Complesso monumentale dei Girolamini
Archivio, partiture, opere e oggetti tridimensionali entrano in un percorso digitale che mette in relazione documenti e patrimonio storico-artistico.

Dai depositi agli archivi, i cantieri Ecomic accompagnano con D.PaC la trasformazione digitale del patrimonio culturale, rendendolo più accessibile, tutelato e valorizzabile per istituti, comunità scientifica e cittadini.
Digitalizzazione dell’archivio cartaceo e delle partiture musicali, acquisizione ad alta definizione di paramenti sacri e scansione 3D di opere e oggetti tridimensionali, tra cui busti lignei e vasi della collezione Valletta.
Al Complesso monumentale dei Girolamini, biblioteca, chiesa, quadreria e archivio non sono capitoli separati, ma voci di un unico racconto. Documenti, opere, spazi monumentali e memoria storica si intrecciano ogni giorno, restituendo la ricchezza di uno dei luoghi più importanti della cultura napoletana.
Da due anni, il visitatore ha finalmente la possibilità di varcare la soglia di una delle più belle chiese di Napoli, un monumento nato nel tardo Cinquecento e divenuto gradualmente barocco, con un patrimonio pittorico e scultoreo di primissimo livello.
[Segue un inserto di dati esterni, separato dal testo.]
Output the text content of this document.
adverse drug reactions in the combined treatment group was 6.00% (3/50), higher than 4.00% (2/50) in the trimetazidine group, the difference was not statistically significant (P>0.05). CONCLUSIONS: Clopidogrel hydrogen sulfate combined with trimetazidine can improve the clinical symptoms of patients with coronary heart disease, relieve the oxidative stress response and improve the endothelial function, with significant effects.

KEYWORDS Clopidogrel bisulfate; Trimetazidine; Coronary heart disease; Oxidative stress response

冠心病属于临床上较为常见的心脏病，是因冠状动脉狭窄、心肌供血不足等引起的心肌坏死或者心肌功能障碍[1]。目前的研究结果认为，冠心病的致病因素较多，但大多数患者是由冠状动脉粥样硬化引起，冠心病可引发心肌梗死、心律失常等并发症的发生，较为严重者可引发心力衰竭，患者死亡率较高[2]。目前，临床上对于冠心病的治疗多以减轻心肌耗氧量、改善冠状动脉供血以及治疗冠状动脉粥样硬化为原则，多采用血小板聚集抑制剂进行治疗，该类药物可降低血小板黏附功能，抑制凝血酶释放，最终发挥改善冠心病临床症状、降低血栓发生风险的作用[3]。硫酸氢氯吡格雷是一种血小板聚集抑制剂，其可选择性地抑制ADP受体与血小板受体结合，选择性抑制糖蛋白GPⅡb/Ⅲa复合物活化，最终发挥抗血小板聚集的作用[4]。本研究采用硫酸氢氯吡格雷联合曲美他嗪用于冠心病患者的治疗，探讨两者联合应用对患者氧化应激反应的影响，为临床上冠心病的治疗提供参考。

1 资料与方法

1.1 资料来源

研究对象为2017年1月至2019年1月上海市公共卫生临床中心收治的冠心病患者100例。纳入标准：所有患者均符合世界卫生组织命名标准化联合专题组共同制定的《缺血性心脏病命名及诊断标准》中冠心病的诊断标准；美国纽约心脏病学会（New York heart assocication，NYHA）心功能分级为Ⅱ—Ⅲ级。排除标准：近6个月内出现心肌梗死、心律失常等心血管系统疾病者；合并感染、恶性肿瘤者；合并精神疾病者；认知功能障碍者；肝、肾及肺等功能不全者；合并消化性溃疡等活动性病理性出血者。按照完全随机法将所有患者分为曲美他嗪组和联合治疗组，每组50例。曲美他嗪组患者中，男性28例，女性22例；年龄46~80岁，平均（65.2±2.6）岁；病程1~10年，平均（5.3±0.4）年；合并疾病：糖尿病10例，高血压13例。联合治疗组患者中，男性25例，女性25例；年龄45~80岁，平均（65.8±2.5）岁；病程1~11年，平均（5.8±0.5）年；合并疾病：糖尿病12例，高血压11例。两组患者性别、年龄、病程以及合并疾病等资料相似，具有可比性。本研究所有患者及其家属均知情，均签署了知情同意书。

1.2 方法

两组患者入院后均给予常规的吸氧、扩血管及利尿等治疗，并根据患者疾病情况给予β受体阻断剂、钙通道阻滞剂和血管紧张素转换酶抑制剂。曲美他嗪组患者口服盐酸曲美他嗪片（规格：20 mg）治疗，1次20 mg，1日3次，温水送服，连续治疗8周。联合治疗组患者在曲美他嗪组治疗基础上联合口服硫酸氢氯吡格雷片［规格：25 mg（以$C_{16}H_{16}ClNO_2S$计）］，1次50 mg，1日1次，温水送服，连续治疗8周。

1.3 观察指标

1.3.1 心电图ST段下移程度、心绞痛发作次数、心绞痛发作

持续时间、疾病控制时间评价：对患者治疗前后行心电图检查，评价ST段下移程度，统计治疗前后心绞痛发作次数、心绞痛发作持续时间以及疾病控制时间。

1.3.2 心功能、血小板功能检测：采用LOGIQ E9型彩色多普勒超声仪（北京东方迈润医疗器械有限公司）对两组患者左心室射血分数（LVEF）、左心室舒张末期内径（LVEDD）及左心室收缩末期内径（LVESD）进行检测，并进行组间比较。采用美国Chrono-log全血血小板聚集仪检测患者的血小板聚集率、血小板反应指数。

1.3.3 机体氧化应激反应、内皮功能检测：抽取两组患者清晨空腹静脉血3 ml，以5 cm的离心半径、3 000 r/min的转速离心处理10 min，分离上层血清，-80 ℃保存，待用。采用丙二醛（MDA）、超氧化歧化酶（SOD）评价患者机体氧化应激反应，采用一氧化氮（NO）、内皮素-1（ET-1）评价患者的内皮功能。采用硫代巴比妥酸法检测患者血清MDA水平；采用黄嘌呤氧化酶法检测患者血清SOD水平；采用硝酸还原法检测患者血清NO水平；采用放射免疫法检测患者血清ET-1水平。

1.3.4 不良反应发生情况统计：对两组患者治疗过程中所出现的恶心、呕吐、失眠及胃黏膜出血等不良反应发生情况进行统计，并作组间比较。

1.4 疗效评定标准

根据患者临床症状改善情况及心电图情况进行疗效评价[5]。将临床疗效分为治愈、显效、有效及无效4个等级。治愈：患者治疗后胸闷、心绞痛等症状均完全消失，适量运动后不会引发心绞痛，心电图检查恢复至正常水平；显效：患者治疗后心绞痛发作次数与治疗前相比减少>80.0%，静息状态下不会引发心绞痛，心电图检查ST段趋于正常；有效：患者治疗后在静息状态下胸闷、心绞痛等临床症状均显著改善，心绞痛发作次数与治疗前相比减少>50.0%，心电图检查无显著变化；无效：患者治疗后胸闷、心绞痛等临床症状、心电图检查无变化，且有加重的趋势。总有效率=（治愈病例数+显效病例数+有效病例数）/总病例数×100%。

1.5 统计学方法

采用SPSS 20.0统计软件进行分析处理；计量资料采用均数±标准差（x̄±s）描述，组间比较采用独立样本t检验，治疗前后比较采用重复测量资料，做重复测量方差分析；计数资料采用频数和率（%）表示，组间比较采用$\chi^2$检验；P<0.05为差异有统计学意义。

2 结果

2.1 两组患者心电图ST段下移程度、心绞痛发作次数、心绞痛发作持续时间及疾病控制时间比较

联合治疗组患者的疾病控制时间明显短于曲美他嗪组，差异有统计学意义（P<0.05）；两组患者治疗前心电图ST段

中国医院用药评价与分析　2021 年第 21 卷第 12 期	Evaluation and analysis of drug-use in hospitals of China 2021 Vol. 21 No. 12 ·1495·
La digitalizzazione si inserisce in questo contesto, non come semplice attività tecnica, ma come strumento per rendere più leggibile ciò che il complesso conserva e rappresenta.
Il primo passo del cantiere ha riguardato l’archivio cartaceo. Insieme ai documenti sono state digitalizzate anche le partiture musicali, materiali cercati da studiosi di tutto il mondo da decenni. Questo lavoro permette di rendere più accessibili fonti fondamentali per la ricerca e di conservarne il contenuto in una forma consultabile nel tempo.
Il secondo passaggio riguarda il patrimonio mobile e storico-artistico. L’obiettivo è mettere in relazione i documenti con gli oggetti, creando un legame più chiaro tra le fonti d’archivio e le opere conservate nel complesso. In questo modo, ogni bene può essere letto non solo per il suo valore materiale e artistico, ma anche attraverso le informazioni che ne accompagnano la storia.
Il cantiere entra poi nel cuore del patrimonio storico artistico del complesso, lavorando su opere che appartengono a contesti diversi ma concorrono allo stesso racconto. I busti lignei molto antichi conservati nella chiesa e i vasi della collezione Valletta, esposti nella sala Vico, sono oggetto di acquisizioni 3D, mentre i paramenti sacri vengono digitalizzati in alta definizione. La scansione laser degli oggetti tridimensionali permette di restituire forme, volumi e dettagli, ampliando le possibilità di lettura dei materiali.
In queste attività, l’osservazione ravvicinata consente di leggere materiali, superfici e stato di conservazione delle opere. La digitalizzazione diventa così anche un’occasione per capire come il tempo stia agendo sugli oggetti e raccogliere informazioni utili alla loro tutela.
Al Complesso monumentale dei Girolamini, il digitale aiuta a costruire un nuovo livello di conoscenza: documenti, partiture, opere d’arte e oggetti tridimensionali possono essere collegati tra loro, favorendo percorsi di studio, visita e approfondimento rivolti a studiosi e cittadini. Il patrimonio non viene separato dalla sua storia, ma restituito attraverso relazioni più chiare, capaci di raccontare non solo il valore dei suoi tesori, ma anche ciò che questo luogo ha rappresentato nel tempo.